Les deux enquêtes visant Mélenchon et son parti confiées à des juges d'instruction

Le parquet de Paris a justifié vendredi sa décision «au regard des éléments d’ores et déjà rassemblés et de la complexité des investigations qui restent à réaliser».
Lors du meeting de Jean-Luc Mélenchon à Pau le 8 novembre. (Photo Guillaume Rivière)
publié le 9 novembre 2018 à 19h02
(mis à jour le 9 novembre 2018 à 19h26)

Jean-Luc Mélenchon voulait une information judiciaire. François Molins l'a entendu. Le procureur de la République de Paris a annoncé vendredi l'ouverture de deux instructions distinctes visant le leader de La France insoumise et plusieurs de ses proches. Le parquet a justifié cette décision «au regard des éléments d'ores et déjà rassemblés et de la complexité des investigations qui restent à réaliser». Le 16 octobre, des perquisitions avaient été menées dans 15 endroits différents et 21 auditions avaient été réalisées, entraînant alors la colère folle de Mélenchon et de plusieurs cadres du parti.

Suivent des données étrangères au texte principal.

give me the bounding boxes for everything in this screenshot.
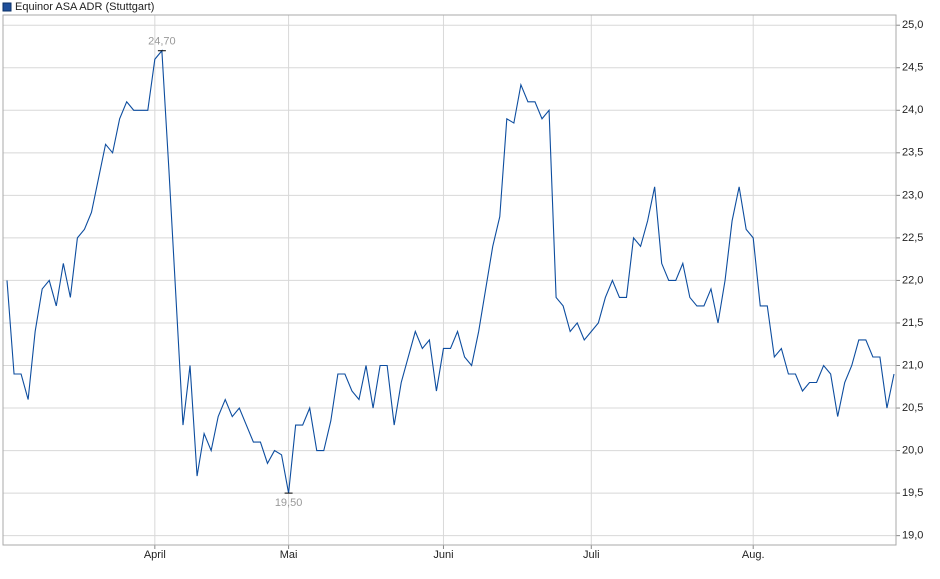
y-tick-label: 21,0 <box>902 359 923 371</box>
x-tick-label: Aug. <box>742 549 765 561</box>
legend-swatch <box>2 2 12 12</box>
value-label: 24,70 <box>148 36 176 48</box>
y-tick-label: 25,0 <box>902 19 923 31</box>
price-line <box>6 49 895 494</box>
y-tick-label: 24,0 <box>902 104 923 116</box>
y-tick-label: 20,0 <box>902 444 923 456</box>
y-tick-label: 20,5 <box>902 402 923 414</box>
x-tick-label: April <box>144 549 166 561</box>
x-tick-label: Juli <box>583 549 600 561</box>
y-tick-label: 24,5 <box>902 62 923 74</box>
y-tick-label: 23,0 <box>902 189 923 201</box>
x-tick-label: Juni <box>433 549 453 561</box>
y-tick-label: 19,0 <box>902 530 923 542</box>
y-tick-label: 23,5 <box>902 147 923 159</box>
legend-label: Equinor ASA ADR (Stuttgart) <box>15 1 154 13</box>
plot-frame <box>2 14 897 546</box>
value-label: 19,50 <box>275 497 303 509</box>
y-tick-label: 19,5 <box>902 487 923 499</box>
y-tick-label: 21,5 <box>902 317 923 329</box>
y-tick-label: 22,0 <box>902 274 923 286</box>
y-tick-label: 22,5 <box>902 232 923 244</box>
x-tick-label: Mai <box>280 549 298 561</box>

Dans la foulée de cette annonce du parquet de Paris, le leader de LFI s'est félicité de sortir des «griffes de l'arbitraire». Si cette décision offrira effectivement aux différents mis en cause un cadre légal beaucoup plus avantageux concernant les droits de la défense, elle atteste aussi du sérieux des indices récoltés et ouvre la voie à d'éventuelles mises en examen.

Machinerie

La première enquête vise «les conditions d'emploi des assistants parlementaires» de Jean-Luc Mélenchon en tant que député européen. Le chef de La France insoumise est soupçonné d'avoir profité des budgets accordés pour siéger au Parlement européen afin de rémunérer des militants qui travailleraient en réalité pour son parti. Autrement dit, «détournement de fonds publics», ainsi que recel et blanchiment de ce délit.

La deuxième instruction qui concerne le «financement de la campagne électorale» de Jean-Luc Mélenchon lors de la dernière élection présidentielle est notamment ouverte des chefs d'«escroquerie et tentatives d'escroquerie», d'«abus de confiance» ainsi que blanchiment et recel de ce délit, et d'«abus des biens ou du crédit d'une société par actions simplifiées». Ces investigations qui visent toute la machinerie de la campagne s'annoncent comme les plus complexes.

C'est à la suite d'un signalement de la Commission nationale des comptes de campagne et des financements politiques (CNCCFP) que cette seconde enquête a été initialement ouverte par le parquet. Si le compte de Jean-Luc Mélenchon avait bien été validé, c'est surtout les importantes «réformations» des dépenses qui étaient au cœur des débats : 434 939 euros avaient été ainsi retoqués. Les rapporteurs soupçonnaient d'importantes surfacturations de deux structures parties prenantes de la campagne : l'Ere du peuple et Mediascop.

Montants suspects

Une grande partie de ces «réformations» concernaient la première, une association montée pour servir de «support technique et logistique à toutes initiatives prises au service des idées développées par Jean-Luc Mélenchon pour réaliser la révolution citoyenne» lors de la campagne. En cause : des factures aux intitulés sibyllins et aux montants suspects. Par ailleurs, la CNCCFP s'étonnait que l'Ere du peuple se soit affranchie de payer la TVA. Le procureur de la République de Paris précise d'ailleurs avoir reçu au mois d'août un signalement de la part de Tracfin, l'organisme de lutte contre la fraude rattaché au ministère de l'Economie.

Mediascop, l'autre structure au cœur des soupçons, est une société fondée par Sophia Chikirou. Cette proche conseillère de Jean-Luc Mélenchon avait pris en charge une grosse partie de la communication du candidat. Les factures de sa société avaient représenté 11% des dépenses totales de la campagne. Ce montage a permis à Sophia Chikirou de s'assurer une belle marge qu'elle garde pour l'instant secrète.